Actu Juridique

Un arrêt en date du 9 janvier 2019 permet, pour la première fois, à la Cour de cassation de préciser l’assiette du privilège de prêteurs de deniers en cas d’acquisition indivise, mais de prêt souscrit par un seul acquéreur (sur la question voir : Les sûretés immobilières en cas de pluralités d’emprunteurs ou d’acquéreurs, B. Pacot, Def. 2000, art. 37109). En l’espèce, deux concubins avaient acquis un ensemble immobilier, en indivision pour la nue-propriété, à concurrence respectivement de 38 % et 62 %, et en tontine pour l’usufruit. L’un des deux acquéreurs avait financé l’acquisition de sa part au moyen d’un prêt bancaire, garanti par un privilège de prêteur de deniers. Ce privilège avait été inscrit par le notaire sur la seule quote-part de cet acquéreur. Pourtant, confirmant la décision de la cour d’appel (sur celle-ci voir : Quelle assiette pour le privilège de prêteur de deniers lorsque l’immeuble est acquis par deux personnes et que l’une, seulement, emprunte ? C. Gijsbers, Def. 2018, p. 32) la Cour de cassation décide :

que, même dans l’hypothèse où un prêt est souscrit par l’un seulement des acquéreurs d’un bien immobilier, pour financer sa part, l’assiette du privilège de prêteur de deniers est constituée par la totalité de l’immeuble et le prêteur, titulaire d’une sûreté légale née antérieurement à l’indivision, peut se prévaloir des dispositions de l’article 815-17, alinéa 1er, du code civil.

Cette interprétation implique que le privilège grève de plein droit la totalité de l’immeuble acquis, même s’il est né du chef d’un seul acquéreur. Ainsi, la banque créancière peut poursuivre la vente forcée de l’immeuble dont elle avait partiellement financé l’acquisition sans engager une procédure préalable de partage et sans même que puissent lui être opposés les démembrements de la propriété convenus entre les acquéreurs.
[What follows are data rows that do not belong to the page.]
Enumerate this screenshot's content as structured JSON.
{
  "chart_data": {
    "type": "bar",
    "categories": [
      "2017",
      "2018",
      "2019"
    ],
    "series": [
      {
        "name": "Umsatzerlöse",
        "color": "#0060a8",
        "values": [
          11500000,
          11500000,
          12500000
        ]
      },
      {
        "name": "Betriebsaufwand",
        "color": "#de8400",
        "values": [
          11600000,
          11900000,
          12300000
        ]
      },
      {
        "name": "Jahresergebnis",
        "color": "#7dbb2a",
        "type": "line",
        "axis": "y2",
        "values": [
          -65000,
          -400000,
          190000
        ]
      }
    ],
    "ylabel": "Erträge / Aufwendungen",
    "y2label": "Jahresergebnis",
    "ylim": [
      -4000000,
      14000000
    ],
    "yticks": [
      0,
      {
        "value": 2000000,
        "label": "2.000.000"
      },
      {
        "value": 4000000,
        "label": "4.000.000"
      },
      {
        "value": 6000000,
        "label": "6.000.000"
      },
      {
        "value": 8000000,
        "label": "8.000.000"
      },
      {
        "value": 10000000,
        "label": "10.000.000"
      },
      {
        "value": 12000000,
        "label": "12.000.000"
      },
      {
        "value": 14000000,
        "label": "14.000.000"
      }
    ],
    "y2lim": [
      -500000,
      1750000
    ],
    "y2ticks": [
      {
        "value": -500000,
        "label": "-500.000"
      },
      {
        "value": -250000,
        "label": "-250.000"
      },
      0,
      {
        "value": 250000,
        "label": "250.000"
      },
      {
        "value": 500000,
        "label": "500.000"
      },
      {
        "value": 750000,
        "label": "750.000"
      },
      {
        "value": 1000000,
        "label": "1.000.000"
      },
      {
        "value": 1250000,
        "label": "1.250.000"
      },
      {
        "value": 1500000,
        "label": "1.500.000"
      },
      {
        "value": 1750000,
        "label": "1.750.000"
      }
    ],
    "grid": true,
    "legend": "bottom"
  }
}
Le notaire qui n’inscrirait pas le privilège sur l’entier immeuble verrait alors sa responsabilité engagée selon l’article 1240 du Code civil. La Première Chambre civile de la Cour de cassation a d’ailleurs ajouté

que le notaire, tenu d’assurer l’efficacité des actes auxquels il prête son concours ou qu’il a reçu mandat d’accomplir, doit, sauf s’il en est dispensé expressément par les parties, veiller à l’accomplissement des formalités nécessaires à la mise en place des sûretés qui en garantissent l’exécution.

À défaut, le créancier subirait un préjudice puisque :

du fait de l’inscription du privilège de prêteur de deniers sur la seule part (de l’emprunteur) la banque (aurait), à l’égard des tiers, la qualité de créancier personnel du coïndivisaire emprunteur, de sorte qu’elle ne (pourrait) exercer son droit de poursuite sur l’immeuble indivis.